四人組がわらわらと一つの大きな部屋に集まる。
授業選択の方法、サークルやアルバイトについて、飲酒に関する注意事項などを説明された。
四人組はばらけたり、さらに大きな組になって行ったり、どんどんと形を変えて行く。
やはり共通の好きなことで集まっている集団だ。男女の区別なく、輪がだんだんと大きくなって行く。
ああ、人がたくさんいるってこんなに面白いんだ、と祐樹は感じていた。
いきなりの合宿オリエンテーションっていうのも、悪くないな、と感じていた時だった。
「あの……」
「俺は息を飲んだ。まさか、百花姉様がここにいるわけない。でも、百花姉様にそっくりの女の子が声をかけてきた。
「まだ、名前聞いてなかったですよね? お名前、いいですか?」
「安田祐樹と言います」
「私は、青山香里です。よろしくお願いします」
「よ、よろしくお願いします」
そう言うや否や、香里は他の子にも次々に名前を聞いて回っていた。
百花姉様、ごめんなさい。俺は、あの子に一目惚れしました。
長年の百花姉様への片思いの火が、香里によってかき消され、さらに大きな炎へと変化したのを感じた。

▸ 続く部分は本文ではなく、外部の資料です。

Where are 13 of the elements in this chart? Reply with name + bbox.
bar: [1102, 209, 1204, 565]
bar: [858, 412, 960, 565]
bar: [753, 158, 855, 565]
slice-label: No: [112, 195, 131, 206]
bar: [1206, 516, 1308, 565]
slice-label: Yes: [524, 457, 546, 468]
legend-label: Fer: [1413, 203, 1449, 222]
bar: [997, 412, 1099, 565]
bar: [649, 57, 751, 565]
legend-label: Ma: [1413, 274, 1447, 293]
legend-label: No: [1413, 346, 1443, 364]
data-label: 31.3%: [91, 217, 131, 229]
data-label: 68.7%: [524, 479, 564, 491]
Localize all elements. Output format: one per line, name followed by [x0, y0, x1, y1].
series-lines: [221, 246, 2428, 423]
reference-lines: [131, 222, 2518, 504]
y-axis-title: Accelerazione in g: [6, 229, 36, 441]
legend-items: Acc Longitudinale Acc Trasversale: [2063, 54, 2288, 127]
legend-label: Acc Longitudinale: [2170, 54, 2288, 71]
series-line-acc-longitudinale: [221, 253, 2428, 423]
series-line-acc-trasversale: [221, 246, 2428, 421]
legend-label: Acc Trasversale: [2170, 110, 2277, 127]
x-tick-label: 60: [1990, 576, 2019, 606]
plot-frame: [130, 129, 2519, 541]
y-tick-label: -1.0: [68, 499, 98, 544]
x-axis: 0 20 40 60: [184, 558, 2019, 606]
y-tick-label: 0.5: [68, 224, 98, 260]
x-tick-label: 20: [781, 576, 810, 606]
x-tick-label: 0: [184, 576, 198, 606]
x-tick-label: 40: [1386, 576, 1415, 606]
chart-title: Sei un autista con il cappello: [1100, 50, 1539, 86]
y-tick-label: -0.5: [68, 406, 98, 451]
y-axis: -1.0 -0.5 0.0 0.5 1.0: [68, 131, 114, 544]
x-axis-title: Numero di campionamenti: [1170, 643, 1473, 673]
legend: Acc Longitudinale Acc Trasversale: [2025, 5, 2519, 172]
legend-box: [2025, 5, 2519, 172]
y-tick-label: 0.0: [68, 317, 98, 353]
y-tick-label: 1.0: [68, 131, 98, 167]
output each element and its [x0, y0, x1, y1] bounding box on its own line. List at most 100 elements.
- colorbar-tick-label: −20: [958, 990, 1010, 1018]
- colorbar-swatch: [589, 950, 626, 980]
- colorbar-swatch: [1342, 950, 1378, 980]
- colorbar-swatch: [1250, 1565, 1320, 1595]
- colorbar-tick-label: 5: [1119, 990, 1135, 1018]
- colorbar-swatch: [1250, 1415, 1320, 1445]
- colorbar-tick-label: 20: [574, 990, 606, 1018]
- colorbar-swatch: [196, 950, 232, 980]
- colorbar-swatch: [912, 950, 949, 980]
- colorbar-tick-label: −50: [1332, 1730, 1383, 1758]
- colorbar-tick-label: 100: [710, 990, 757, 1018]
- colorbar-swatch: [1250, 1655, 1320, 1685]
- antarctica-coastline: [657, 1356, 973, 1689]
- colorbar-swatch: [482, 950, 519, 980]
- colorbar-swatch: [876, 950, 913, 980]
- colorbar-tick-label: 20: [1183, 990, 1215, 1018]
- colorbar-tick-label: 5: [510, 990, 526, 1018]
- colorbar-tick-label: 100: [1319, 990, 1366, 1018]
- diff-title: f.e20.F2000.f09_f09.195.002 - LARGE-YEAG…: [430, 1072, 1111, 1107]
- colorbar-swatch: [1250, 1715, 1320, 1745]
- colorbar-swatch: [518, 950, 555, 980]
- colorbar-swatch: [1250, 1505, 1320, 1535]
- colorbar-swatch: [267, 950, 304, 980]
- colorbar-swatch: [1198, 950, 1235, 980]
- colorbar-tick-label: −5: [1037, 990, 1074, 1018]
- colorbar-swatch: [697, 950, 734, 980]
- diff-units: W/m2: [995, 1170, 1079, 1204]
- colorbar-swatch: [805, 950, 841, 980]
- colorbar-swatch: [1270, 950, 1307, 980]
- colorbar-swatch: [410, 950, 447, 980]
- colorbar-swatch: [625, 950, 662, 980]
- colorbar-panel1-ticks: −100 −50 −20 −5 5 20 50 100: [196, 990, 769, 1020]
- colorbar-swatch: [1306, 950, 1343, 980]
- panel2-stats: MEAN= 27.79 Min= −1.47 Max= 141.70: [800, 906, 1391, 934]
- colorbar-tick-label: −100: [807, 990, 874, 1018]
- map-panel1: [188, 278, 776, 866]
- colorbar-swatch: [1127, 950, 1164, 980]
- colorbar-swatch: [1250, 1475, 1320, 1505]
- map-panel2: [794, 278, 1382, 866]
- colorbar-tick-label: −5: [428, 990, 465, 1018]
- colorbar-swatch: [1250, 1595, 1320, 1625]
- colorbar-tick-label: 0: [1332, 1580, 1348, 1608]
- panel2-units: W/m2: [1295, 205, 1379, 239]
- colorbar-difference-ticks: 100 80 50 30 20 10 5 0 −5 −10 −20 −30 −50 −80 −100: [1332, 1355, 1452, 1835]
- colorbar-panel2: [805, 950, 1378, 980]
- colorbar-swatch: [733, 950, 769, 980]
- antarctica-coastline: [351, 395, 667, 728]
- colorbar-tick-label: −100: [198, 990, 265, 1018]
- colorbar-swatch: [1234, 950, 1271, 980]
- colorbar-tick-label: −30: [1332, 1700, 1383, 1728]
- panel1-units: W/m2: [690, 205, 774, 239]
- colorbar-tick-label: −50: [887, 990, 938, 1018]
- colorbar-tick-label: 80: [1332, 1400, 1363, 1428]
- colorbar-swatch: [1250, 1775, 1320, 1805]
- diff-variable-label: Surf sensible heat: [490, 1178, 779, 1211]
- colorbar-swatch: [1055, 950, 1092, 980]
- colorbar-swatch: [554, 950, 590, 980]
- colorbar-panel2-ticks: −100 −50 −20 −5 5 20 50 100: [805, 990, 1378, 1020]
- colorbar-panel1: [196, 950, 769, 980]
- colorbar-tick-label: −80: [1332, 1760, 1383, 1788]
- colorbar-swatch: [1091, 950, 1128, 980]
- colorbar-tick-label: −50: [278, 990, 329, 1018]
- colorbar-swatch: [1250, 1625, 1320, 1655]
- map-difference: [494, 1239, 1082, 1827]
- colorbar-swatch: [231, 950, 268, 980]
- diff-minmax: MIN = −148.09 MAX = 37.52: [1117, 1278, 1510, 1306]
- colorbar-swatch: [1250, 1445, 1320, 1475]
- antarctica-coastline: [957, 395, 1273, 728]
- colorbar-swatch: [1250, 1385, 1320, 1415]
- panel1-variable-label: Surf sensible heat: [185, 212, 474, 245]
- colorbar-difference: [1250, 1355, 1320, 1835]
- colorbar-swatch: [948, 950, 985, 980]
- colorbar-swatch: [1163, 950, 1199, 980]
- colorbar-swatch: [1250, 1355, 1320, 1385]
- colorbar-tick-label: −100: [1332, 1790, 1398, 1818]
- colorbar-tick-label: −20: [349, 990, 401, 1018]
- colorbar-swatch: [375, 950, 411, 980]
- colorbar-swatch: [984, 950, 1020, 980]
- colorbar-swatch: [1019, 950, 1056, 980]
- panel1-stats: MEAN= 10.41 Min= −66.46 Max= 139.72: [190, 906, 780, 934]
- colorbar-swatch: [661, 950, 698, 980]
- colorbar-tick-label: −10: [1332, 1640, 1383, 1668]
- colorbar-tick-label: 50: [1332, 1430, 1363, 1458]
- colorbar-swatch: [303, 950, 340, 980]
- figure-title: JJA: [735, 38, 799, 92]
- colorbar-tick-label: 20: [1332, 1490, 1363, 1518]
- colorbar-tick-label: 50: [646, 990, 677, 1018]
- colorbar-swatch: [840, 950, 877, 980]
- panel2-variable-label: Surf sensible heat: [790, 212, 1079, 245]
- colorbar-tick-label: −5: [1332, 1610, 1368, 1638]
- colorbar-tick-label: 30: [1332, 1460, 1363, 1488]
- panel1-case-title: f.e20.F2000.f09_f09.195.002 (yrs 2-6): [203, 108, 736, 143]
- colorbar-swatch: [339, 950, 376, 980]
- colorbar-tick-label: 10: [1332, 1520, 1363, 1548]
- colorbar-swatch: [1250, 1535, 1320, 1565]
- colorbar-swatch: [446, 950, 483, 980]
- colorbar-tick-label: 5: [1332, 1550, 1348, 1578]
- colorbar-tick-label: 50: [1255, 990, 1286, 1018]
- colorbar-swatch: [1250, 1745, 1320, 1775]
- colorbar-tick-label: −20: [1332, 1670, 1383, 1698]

それから事あるごとに、俺は香里に声をかけ、いろいろな話をした。
香里も、俺の話を楽しそうに聞いてくれた。
そうして、入学して一月、俺と香里は恋人同士となった。
「私、不安だったんだ。遠くから来て、誰も知り合いいなくて、だからあの時みんなの名前を聞いて回ったの。あのときしか、みんなの名前聞く機会なさそうだったし」
「俺も、今までと違う環境からここに来て、不安だった。俺もあの時に同じ部屋になった小野とか小山ぐらいだな、今顔と名前が一致するのは。吉野は学校来てないみたいだし」
「もう学校来なくなる子いるんだね」
「あの時に、香里に声をかけられなかったら、俺、香里と話す機会なかったと思う。ありがとうな、香里」
「ううん、こちらこそ。いろいろなことを教えてくれたし、祐樹といるとすごく楽しい」
こうして、六月末。
祐樹を除いた桜小路会のメンバー6人が、久しぶりに顔を揃えた。
お互いに、近況報告を行う。
「えー、そうなんだー」
「そうなの! 全然知らなかった」
みんな学部学科が違うだけで、話すことがたくさんある。話のネタは尽きない。
「さくらちゃん、御勢の教育学部にいるんだね」
「みさみさのこと知ってたけど、だれがわざわざご丁寧に市川まで伝えたんだろうな」
「まあ、一時期いろんな話あったし、その頃じゃない?」
「明らかな嫉妬だな、市川の。美咲、注意しろよ。女の嫉妬は怖いぞ」
「ちょっと!」
「まあまあ、あ、美咲、陽子って覚えてる?」
「陽子って、もしかして杉谷の中村陽子?」
「うん、まさにその子」
「当たり前だよ! あたしの親友だもん、忘れるわけないよ」
「その陽子、今、文学部の福祉学科にいるんだよ」
「へ?」
「うん。だって、陽子の方から美咲を探してきたんだもん。メールでも電話でもしてみなって言ってるのに、ここまで来たら直接会いたいって言い出してさ」
「あたしも、会いたいよ、陽子に!」
「おお、いい反応。今、日程のセッティングしてるところだから、決まったら連絡するわ。それまで、陽子に連絡するのは反則ね」
「分かった。楽しみにしてる」
御勢学園大学での初の桜小路会は、こうして盛況のうちに幕を下ろした。